Nearing the end of the movie, a heart still cannot be found. So John is on the verge of killing himself so that his son can live. So he puts a single bullet into his gun and puts the gun slowly toward his head. At this point in the movie, it is revealed that the whole time John was holding up the hospital with an unloaded pistol. However, just in the nick of time, a donor is found and John’s wife runs hysterically toward the hospital to assure that both her husband and son make it out of that building alive. Eventually the heart reaches the hospital and the young boy survives. John is sentenced to something like 2 to 3 years in prison for holding the emergency room hostage.

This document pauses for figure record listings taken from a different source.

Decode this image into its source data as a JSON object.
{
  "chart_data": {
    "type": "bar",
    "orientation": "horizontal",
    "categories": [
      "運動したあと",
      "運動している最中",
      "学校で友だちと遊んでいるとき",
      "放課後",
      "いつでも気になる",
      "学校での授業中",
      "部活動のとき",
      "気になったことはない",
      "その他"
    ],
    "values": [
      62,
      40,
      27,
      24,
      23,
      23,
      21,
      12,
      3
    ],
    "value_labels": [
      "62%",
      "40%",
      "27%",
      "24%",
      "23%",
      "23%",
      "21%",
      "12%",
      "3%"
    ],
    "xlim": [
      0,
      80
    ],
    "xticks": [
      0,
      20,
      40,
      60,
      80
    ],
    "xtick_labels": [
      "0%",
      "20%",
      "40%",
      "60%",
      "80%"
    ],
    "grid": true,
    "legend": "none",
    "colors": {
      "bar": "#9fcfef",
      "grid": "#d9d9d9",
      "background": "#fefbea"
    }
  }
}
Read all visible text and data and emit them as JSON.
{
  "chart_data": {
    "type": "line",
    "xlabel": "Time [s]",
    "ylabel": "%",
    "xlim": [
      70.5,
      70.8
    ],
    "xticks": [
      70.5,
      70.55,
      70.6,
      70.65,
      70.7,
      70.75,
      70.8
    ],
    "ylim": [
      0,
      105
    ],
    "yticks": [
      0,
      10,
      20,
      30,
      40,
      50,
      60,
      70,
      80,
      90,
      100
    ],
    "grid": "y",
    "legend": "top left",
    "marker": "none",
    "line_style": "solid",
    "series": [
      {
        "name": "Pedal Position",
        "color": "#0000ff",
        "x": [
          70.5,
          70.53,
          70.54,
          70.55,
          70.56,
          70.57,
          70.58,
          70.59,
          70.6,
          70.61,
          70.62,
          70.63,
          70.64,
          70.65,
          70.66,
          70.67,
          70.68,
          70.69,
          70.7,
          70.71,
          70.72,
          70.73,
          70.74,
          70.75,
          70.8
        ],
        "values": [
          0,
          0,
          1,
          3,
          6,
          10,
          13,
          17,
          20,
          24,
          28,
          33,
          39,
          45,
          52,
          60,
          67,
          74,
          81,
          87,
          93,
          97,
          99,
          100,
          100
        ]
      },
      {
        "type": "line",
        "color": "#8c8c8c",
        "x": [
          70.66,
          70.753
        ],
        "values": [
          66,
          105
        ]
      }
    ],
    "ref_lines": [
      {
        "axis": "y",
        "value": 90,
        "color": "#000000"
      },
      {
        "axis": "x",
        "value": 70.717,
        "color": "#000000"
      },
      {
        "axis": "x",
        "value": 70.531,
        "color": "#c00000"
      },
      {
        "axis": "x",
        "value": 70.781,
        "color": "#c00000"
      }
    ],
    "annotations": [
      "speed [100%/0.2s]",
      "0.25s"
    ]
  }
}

The movie John Q presents to the viewer in a very clear fashion what is known as an ethical vignette, which was introduced in the 80s by Kohlberg. As our class talked about rather extensively and the textbook touches on Kohlberg, was a famous psychologist in the early 80’s. His studies were primarily focused on moral reasoning, or the thinking that occurs as we consider right and wrong. Kohlberg also presents the idea of vignettes, or a perplexing moral situation where something morally wrong must be done in order to do what a particular individual sees as right or mandatory.

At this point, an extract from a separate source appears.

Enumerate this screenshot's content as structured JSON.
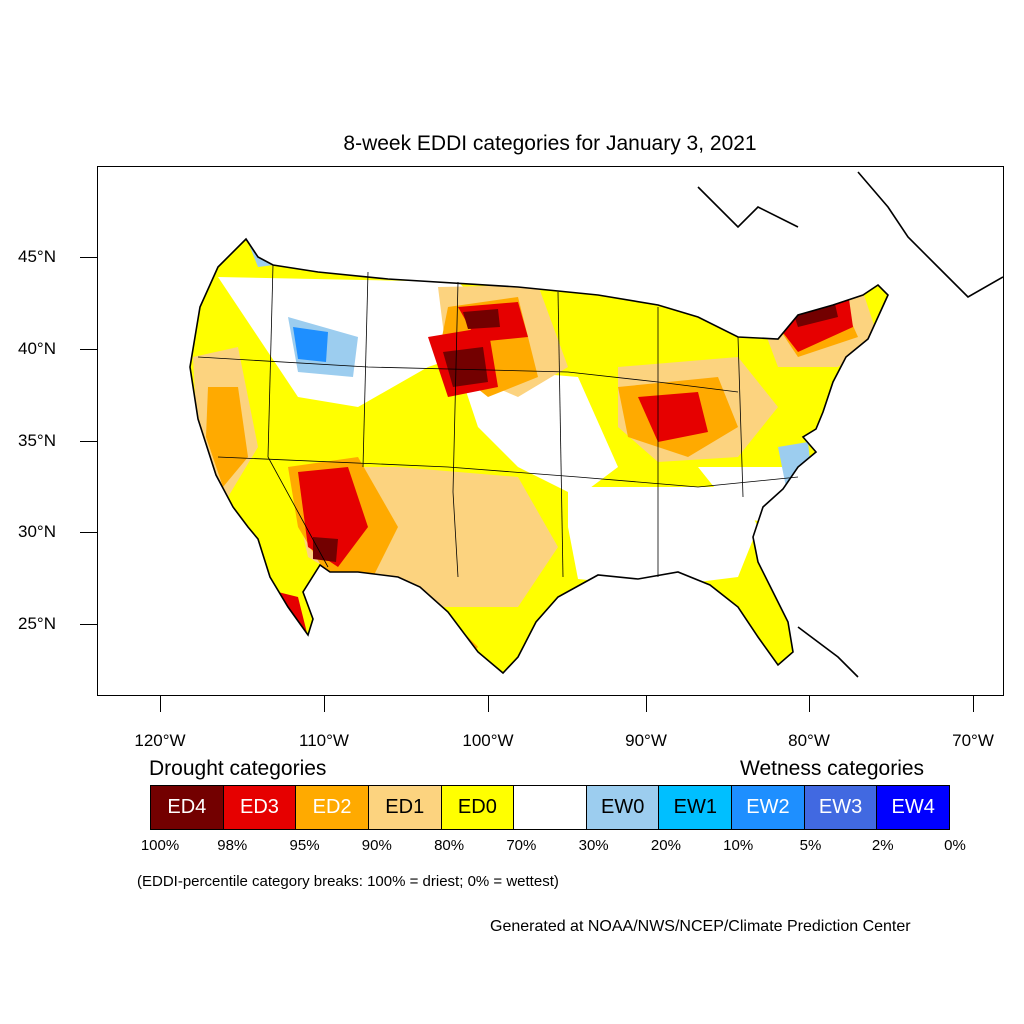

Apparently in his research Kohlberg conducted an experiment where he asked people of various age groups to determine the morality of a situation, as well as what they would do if they were in this persons place. And from the responses that these people gave, Kohlberg could tell how well developed these people were intellectually. Kohlberg describes 3 stages of moral development in the text. They are preconventional morality, conventional morality, and postconventional morality. Each of these stages are usually achieved by certain ages however, some people may never fully develop into postconventional morality.
In conclusion, I believe in John Q, what John did was totally in his and his families’ best interest, and is a perfect example of an ethical vignette. I also believe that John thought on a very postconventional scale. He knew what he was doing was morally wrong and against his ideals, however, since the insurance companies are such bloodsuckers, he was left with no choice. However, he was looking out for the best interests of his family and himself and simply refused to let his son die. I think very few people are throw into a situation as drastic as this as quickly as John Q was in the movie, however, it just goes to show that there is no price for a human life and that hospitals simply shouldn’t deny care to those that aren’t rich. I feel that what John did in this movie was perfectly acceptable, and it played out very well in Hollywood however, in reality I think he would have been unable to single-handedly take a hold a whole emergency room hostage. But, it still remains a very clear example of an ethical vignette. And is a perfect portal of the saying “desperate times call for desperate measures.”